Should I Learn Rust?
September 17, 2025 • 👁️ Loading...
I have a WhatsApp group for our Holberton grads and one grad was talking about learning Rust. Another grad commented that he's actively looking for jobs and rarely sees Rust as a requirement. It made me think and I wrote up this response which I thought was worth turning into a post.

It’s good to think about what languages will get you jobs. But it’s also good to work on things that interest you. If Rust sparks your interest, there is a better chance you’ll dig into it and get good at it. This is the Build it and they will come philosophy.
So if you like Rust, spend some time on it. But realize that the job market is smaller. Smaller isn’t always bad. If there are fewer Rust developers, then maybe there is also less competition for jobs coding in Rust….
I spent a while playing with Go and liked it a lot. C was the first language I loved and Go is very similar. I like Go because it’s efficient and compiles down to an executable that you can just move around. No need to worry about a bunch of environment setup.
Also look at tooling around the language. I liked Ruby a lot but then got trapped by all the tooling to run it. Keeping all the versions up to date or consistent was a big pain. It eventually killed the company that I built on top of it because I couldn’t deal with updating the software under it. But Ruby is also a fun and elegant language.
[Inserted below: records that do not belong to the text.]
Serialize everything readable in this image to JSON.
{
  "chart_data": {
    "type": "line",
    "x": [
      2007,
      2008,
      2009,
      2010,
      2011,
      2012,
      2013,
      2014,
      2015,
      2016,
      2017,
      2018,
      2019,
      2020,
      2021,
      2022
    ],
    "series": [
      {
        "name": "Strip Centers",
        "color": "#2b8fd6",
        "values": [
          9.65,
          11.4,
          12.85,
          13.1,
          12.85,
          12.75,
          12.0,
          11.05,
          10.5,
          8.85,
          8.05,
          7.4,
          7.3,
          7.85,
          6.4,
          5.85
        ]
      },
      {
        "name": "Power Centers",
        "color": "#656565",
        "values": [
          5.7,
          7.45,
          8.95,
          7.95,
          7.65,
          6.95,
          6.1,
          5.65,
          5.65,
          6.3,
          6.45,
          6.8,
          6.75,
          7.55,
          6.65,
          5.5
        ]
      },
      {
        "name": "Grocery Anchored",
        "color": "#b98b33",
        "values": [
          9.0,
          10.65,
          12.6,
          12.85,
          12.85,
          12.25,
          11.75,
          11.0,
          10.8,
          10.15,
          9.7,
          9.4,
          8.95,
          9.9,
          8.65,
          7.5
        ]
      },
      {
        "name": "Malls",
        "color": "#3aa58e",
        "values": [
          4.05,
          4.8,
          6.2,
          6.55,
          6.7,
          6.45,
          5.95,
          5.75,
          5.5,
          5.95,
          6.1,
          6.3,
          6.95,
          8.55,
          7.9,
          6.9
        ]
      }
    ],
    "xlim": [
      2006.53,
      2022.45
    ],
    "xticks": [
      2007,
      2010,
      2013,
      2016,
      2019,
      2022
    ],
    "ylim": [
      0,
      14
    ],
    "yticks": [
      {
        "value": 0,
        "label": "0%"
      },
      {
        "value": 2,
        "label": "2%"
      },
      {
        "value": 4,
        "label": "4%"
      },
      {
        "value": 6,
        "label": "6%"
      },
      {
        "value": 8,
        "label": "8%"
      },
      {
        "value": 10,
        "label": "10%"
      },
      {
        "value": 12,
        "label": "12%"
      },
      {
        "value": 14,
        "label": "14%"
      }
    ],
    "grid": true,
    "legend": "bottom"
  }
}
Also think about the fact that once you have deployed something, like a product or a website, how much work it will be to maintain that. We built Sensr.net on Ruby and Linux and it ran over a decade. What killed it was the SSL standard moved ahead and the libraries and software we used were so out of date that I couldn’t move the stack to a new version of Linux that had the latest SSL. We were storing the underlying data on AWS S3 and S3 stopped supporting the version of SSL we had. Interesting lesson!
Get Involved
I started looking at Golang because I was interested in static site generators and was using Hugo for blogging. I got involved for a while in the Hugo community and that was interesting and useful. Again, this is part of following your interest. Don't be shy about getting involved in the support communities around the tools or languages you are learning or exploring. Who knows, it could lead to a job!